Press Release

DBRS Confirms Chevron Corporation at AA and Chevron Canada Capital Company at R-1 (middle)

Energy
August 29, 2006

Dominion Bond Rating Service (DBRS) has today confirmed the rating of Chevron Corporation (CVX or the Company) at AA and Chevron Canada Capital Company at R-1 (middle), both with Stable trends.

CVX completed its acquisition of Unocal Corporation (Unocal) in August 2005 in a 55% stock/45% cash transaction valued at $17.3 billion, including assumed debt. Key considerations for CVX with respect to the acquisition are as follows:

(1) The acquisition offsets CVX’s long-term declining trend in crude oil and natural gas production. CVX’s net production rose by 11% to 2.526 million barrels of oil equivalent per day (mmboe/d) in the first six months of 2006 (6M 2006) compared to 2.275 mmboe/d in 6M 2005. Over the medium term, CVX expects production to rise 3% annually through 2010, largely due to production from major projects in Angola (2006), Kazakhstan (2006-2007), Nigeria (2008), deepwater Gulf of Mexico (GOM) (2008) and Australia (2009-2010). The anticipated production growth is supported by the addition of Unocal’s base production plus growing production from Unocal’s projects in Azerbaijan, Bangladesh, deepwater GOM and Thailand, all of which commenced during 2005. Similar to its peers, as CVX expands into areas previously closed to outside investment, it faces rising potential business and political risk.

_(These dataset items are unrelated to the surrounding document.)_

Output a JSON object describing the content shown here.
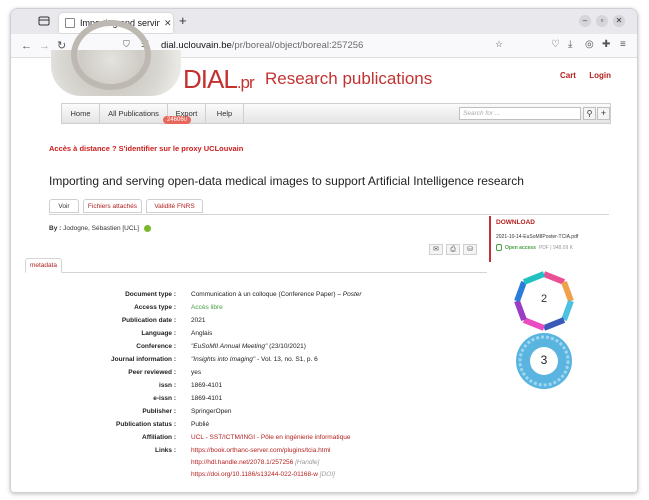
{
  "browser": {
    "tab_title": "Importing and serving op",
    "url_host": "dial.uclouvain.be",
    "url_path": "/pr/boreal/object/boreal:257256"
  },
  "site": {
    "logo_text": "DIAL",
    "logo_suffix": ".pr",
    "subtitle": "Research publications",
    "cart": "Cart",
    "login": "Login"
  },
  "menu": {
    "home": "Home",
    "all_publications": "All Publications",
    "all_publications_count": "246060",
    "export": "Export",
    "help": "Help",
    "search_placeholder": "Search for ..."
  },
  "notice": "Accès à distance ? S'identifier sur le proxy UCLouvain",
  "document": {
    "title": "Importing and serving open-data medical images to support Artificial Intelligence research",
    "tabs": [
      "Voir",
      "Fichiers attachés",
      "Validité FNRS"
    ],
    "authors_label": "By :",
    "authors": "Jodogne, Sébastien",
    "affil_short": "[UCL]",
    "metadata_tab": "metadata"
  },
  "download": {
    "title": "DOWNLOAD",
    "filename": "2021-10-14-EuSoMIIPoster-TCIA.pdf",
    "access": "Open access",
    "format": "PDF",
    "size": "948.09 K"
  },
  "metrics": {
    "altmetric_score": "2",
    "dimensions_score": "3"
  },
  "metadata": {
    "doc_type_label": "Document type :",
    "doc_type": "Communication à un colloque (Conference Paper) –",
    "doc_type_sub": "Poster",
    "access_type_label": "Access type :",
    "access_type": "Accès libre",
    "pub_date_label": "Publication date :",
    "pub_date": "2021",
    "language_label": "Language :",
    "language": "Anglais",
    "conference_label": "Conference :",
    "conference_name": "\"EuSoMII Annual Meeting\"",
    "conference_date": "(23/10/2021)",
    "journal_label": "Journal information :",
    "journal_name": "\"Insights into Imaging\"",
    "journal_details": "- Vol. 13, no. S1, p. 6",
    "peer_label": "Peer reviewed :",
    "peer": "yes",
    "issn_label": "issn :",
    "issn": "1869-4101",
    "eissn_label": "e-issn :",
    "eissn": "1869-4101",
    "publisher_label": "Publisher :",
    "publisher": "SpringerOpen",
    "status_label": "Publication status :",
    "status": "Publié",
    "affiliation_label": "Affiliation :",
    "affiliation": "UCL - SST/ICTM/INGI - Pôle en ingénierie informatique",
    "links_label": "Links :",
    "link1": "https://book.orthanc-server.com/plugins/tcia.html",
    "link2": "http://hdl.handle.net/2078.1/257256",
    "link2_tag": "[Handle]",
    "link3": "https://doi.org/10.1186/s13244-022-01168-w",
    "link3_tag": "[DOI]"
  }
}
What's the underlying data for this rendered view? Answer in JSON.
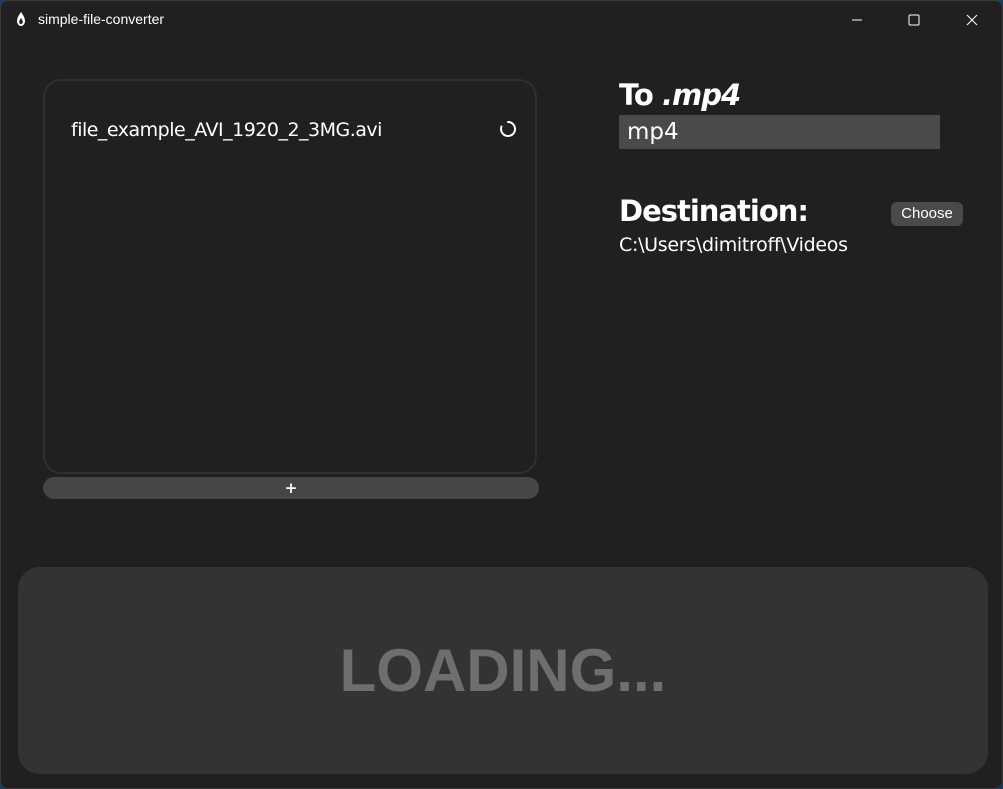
{
  "window": {
    "title": "simple-file-converter",
    "app_icon": "flame-icon",
    "controls": {
      "minimize_icon": "minimize-icon",
      "maximize_icon": "maximize-icon",
      "close_icon": "close-icon"
    }
  },
  "files": {
    "items": [
      {
        "name": "file_example_AVI_1920_2_3MG.avi",
        "status_icon": "spinner-icon"
      }
    ],
    "add_label": "+"
  },
  "target": {
    "prefix": "To ",
    "extension": ".mp4",
    "input_value": "mp4"
  },
  "destination": {
    "label": "Destination:",
    "choose_label": "Choose",
    "path": "C:\\Users\\dimitroff\\Videos"
  },
  "status": {
    "text": "LOADING..."
  },
  "colors": {
    "background": "#202020",
    "panel": "#333333",
    "input": "#4a4a4a",
    "muted_text": "#6e6e6e",
    "text": "#ffffff"
  }
}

(2) CVX’s worldwide proved reserves rose by 5.8% in 2005, while liquids weighting fell to 67% in 2005 from 71% in 2004. The Company’s overall reserve profile was improved by the higher exposure to the prolific Asia-Pacific basin (to 25% in 2005 from 21% in 2004).

(3) The purchase price equated to $9.84 per boe, which is high relative to CVX’s historical costs, but reasonable in the context of recent acquisitions, rising finding and development costs, and high crude oil prices. Prior to 2005, most of CVX’s reserve replacement was through internal exploration and development activity, rather than property acquisitions.

(4) The Unocal acquisition had limited impact on CVX’s financial profile. CVX’s credit metrics remain very strong, with cash balances exceeding debt levels at June 30, 2006. Cash flow has been more than sufficient to fund capex, investments and dividends in recent years, with excess liquidity used to buy back common shares. The Company’s current common share buyback program, totalling $5 billion from inception in December 2005 to its likely completion by the end of 2006, is manageable within the context of its current ratings. CVX continues to benefit from very strong industry conditions in its key exploration and production and refining, marketing and transportation segments. However, its earnings and cash flow are sensitive to fluctuations in crude oil prices. CVX’s per unit production costs are rising, similar to industry trends, while poor internal reserve replacement performance in 2004-2005 (partly attributable to year-end price effects on reserves recognized under production-sharing contracts and the higher price paid for the Unocal acquisition) has resulted in above-average reserve replacement costs, especially in the United States.

Note:
All figures are in U.S. dollars unless otherwise noted.